POxload: Machine Learning Estimates Drug Loadings of Polymeric Micelles

Robert Luxenhofer,Josef Kehrein,Alex Bunker
DOI: https://doi.org/10.26434/chemrxiv-2024-l5kvc
2024-01-09
Abstract:Amphiphilic ABA-triblock copolymers, comprised of poly(2-oxazoline)s and poly(2-oxazine)s, can serve as drug delivery systems; they form micelles that carry poorly water-soluble drugs. Many recent studies have investigated the effect of structural changes of the polymer and the hydrophobic cargo on drug loading. In this work, we combine these data to establish an extended formulation database. Different molecular properties and fingerprints are tested for their applicability to serve as formulation-specific mixture descriptors. A variety of classification and regression models is built for different descriptor subsets and thresholds of loading efficiency and loading capacity, with the best models achieving overall good statistics for both cross- and external validation (balanced accuracies of 0.8). Subsequently, important features are dissected for interpretation and the DrugBank is screened for potential therapeutic use cases where these polymers could be used to develop novel formulations of hydrophobic drugs. The most promising models are provided as a software tool for other researchers to test the applicability of these delivery systems for potential new drug candidates.
Chemistry
What problem does this paper attempt to address?
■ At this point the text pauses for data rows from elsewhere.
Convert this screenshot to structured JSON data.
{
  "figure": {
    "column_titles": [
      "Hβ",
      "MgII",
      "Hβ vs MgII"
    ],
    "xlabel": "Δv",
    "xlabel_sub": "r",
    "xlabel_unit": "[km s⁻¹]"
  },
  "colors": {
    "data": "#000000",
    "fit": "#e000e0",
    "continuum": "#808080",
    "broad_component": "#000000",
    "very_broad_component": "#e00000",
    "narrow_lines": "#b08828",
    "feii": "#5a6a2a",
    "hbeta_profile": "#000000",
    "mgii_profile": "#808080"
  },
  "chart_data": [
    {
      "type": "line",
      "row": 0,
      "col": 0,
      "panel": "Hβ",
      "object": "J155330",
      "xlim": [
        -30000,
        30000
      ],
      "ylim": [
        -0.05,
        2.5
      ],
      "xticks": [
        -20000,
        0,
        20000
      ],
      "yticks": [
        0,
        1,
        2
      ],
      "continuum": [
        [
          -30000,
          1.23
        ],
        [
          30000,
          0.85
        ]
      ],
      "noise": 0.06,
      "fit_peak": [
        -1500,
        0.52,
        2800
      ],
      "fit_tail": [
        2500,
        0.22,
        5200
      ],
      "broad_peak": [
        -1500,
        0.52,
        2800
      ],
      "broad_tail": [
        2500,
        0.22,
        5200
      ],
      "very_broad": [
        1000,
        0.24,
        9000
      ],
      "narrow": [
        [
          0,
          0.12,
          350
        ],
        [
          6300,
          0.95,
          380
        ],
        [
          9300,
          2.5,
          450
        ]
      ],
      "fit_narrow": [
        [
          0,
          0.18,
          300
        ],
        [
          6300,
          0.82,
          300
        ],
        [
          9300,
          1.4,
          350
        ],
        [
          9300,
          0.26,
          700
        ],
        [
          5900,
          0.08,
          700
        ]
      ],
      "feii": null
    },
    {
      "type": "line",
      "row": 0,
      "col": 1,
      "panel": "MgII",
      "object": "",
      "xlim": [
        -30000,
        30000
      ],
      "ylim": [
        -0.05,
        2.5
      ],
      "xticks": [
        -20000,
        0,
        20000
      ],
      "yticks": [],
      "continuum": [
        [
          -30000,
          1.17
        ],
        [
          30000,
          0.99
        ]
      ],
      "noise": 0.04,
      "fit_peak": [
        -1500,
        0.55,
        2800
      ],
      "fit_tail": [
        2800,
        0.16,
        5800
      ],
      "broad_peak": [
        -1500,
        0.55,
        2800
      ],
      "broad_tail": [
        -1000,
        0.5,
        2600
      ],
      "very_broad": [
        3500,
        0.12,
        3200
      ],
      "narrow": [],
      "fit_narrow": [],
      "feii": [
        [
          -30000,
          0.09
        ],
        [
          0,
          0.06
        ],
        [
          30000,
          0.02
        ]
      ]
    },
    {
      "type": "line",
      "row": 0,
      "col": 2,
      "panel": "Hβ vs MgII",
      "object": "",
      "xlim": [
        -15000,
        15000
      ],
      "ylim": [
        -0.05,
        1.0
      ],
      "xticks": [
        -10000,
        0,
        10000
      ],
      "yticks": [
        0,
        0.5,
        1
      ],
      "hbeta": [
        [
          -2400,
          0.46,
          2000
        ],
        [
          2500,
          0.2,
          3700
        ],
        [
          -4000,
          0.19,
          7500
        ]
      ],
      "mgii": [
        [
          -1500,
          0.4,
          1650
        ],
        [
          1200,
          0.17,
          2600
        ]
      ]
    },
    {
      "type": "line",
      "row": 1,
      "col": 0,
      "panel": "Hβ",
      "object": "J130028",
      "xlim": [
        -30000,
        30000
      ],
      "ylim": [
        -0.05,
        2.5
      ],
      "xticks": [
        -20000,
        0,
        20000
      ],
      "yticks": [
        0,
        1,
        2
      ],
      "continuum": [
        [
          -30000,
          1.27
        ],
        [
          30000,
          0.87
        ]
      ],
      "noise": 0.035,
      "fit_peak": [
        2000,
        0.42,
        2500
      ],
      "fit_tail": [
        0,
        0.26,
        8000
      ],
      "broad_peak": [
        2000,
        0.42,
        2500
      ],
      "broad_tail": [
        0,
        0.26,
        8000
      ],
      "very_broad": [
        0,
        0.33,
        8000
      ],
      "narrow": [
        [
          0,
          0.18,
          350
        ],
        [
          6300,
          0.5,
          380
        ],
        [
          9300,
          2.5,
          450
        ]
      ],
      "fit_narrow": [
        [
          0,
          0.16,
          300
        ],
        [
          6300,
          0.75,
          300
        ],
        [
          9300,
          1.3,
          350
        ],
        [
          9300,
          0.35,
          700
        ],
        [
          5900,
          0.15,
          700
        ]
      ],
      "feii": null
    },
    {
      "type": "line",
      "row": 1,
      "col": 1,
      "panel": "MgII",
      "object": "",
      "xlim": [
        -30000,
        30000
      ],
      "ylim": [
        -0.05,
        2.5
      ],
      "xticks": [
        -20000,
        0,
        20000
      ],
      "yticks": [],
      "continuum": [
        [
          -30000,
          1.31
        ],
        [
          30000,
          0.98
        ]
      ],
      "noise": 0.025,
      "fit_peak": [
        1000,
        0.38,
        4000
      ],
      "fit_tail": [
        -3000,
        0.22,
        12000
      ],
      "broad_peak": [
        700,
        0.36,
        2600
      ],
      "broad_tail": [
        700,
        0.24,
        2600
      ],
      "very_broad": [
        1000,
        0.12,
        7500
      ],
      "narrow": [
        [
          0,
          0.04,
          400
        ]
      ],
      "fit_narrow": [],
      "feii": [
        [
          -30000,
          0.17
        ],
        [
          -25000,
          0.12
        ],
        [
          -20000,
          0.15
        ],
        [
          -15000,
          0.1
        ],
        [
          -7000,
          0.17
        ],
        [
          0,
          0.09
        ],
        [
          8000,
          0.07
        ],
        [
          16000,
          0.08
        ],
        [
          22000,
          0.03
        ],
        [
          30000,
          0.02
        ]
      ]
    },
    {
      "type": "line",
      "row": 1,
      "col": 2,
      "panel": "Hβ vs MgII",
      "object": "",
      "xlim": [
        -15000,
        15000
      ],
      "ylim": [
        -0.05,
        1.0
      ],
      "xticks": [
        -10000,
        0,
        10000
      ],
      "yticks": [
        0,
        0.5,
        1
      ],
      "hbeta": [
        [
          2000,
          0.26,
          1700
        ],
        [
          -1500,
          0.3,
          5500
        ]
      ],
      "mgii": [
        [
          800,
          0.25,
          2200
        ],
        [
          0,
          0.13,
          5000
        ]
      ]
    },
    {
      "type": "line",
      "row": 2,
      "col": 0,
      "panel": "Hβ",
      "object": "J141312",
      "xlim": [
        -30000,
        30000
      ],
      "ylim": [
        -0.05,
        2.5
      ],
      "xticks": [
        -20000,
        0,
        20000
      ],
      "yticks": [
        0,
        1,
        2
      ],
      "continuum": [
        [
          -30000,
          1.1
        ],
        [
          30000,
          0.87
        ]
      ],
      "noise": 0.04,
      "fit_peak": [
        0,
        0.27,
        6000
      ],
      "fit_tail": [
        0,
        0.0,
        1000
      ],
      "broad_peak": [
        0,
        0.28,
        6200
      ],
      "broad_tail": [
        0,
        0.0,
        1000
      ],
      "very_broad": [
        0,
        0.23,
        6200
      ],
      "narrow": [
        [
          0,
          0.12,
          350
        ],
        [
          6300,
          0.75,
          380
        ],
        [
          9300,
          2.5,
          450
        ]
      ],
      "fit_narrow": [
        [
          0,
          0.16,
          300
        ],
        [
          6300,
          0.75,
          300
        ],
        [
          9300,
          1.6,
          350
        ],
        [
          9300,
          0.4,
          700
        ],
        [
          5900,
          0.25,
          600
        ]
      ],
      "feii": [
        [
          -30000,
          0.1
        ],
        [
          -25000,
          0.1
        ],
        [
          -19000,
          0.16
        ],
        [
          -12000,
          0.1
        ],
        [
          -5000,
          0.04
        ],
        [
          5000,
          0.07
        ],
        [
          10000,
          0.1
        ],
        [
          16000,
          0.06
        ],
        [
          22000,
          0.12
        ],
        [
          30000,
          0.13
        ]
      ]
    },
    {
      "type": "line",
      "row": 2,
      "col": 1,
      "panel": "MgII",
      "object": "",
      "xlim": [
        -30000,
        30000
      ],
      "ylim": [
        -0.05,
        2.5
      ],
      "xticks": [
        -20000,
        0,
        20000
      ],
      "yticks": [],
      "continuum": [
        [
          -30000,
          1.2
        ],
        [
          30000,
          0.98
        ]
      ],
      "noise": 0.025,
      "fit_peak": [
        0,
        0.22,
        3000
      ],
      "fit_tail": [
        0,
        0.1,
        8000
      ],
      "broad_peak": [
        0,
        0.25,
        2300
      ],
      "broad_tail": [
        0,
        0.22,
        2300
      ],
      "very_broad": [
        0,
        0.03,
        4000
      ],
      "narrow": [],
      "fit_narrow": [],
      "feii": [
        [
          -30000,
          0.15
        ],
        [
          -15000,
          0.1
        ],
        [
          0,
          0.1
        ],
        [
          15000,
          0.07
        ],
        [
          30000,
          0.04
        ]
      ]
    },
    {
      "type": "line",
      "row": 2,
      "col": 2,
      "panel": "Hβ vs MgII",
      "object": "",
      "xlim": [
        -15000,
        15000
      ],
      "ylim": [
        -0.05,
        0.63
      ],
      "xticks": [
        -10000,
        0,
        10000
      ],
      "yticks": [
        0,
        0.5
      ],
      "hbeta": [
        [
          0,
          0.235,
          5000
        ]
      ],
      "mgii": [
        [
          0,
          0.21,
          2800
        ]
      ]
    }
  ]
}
The problem that this paper attempts to solve is the prediction of the loading capacity (LC) and loading efficiency (LE) in drug delivery systems (DDS), especially for the polymer micelles formed by amphiphilic ABA triblock copolymers. Since many drugs have poor water - solubility, this has brought huge challenges to the pharmaceutical industry. Although the development of nanotechnology in recent years has provided a variety of possible solutions, the insufficient understanding of the internal driving forces of these DDS has led to the fact that drug formulation development still mainly depends on time - consuming and resource - intensive experimental screening. Therefore, researchers hope to optimize the development process and reduce experimental costs and time by integrating complementary computer simulation methods. Specifically, this paper aims to collect and expand the existing experimental data sets and use machine - learning techniques to establish prediction models to predict the loading capacity and loading efficiency of different polymer and drug combinations. This model can not only help researchers evaluate whether new drug candidates are suitable for using these polymer micelles as delivery systems, but also provide a publicly available database by virtually screening known compounds, listing potential use cases of low - solubility drugs that may be suitable for these delivery systems. To achieve this goal, the authors combined the data from multiple previous publications and in - house laboratory data to create a formulation database containing 3,700 experimental data points. Based on this database, they tested the applicability of different molecular properties and fingerprints as formulation - specific mixing descriptors and constructed a variety of classification and regression models. Finally, they provided a software tool for other researchers to test the suitability of these delivery systems for potential new drug candidates.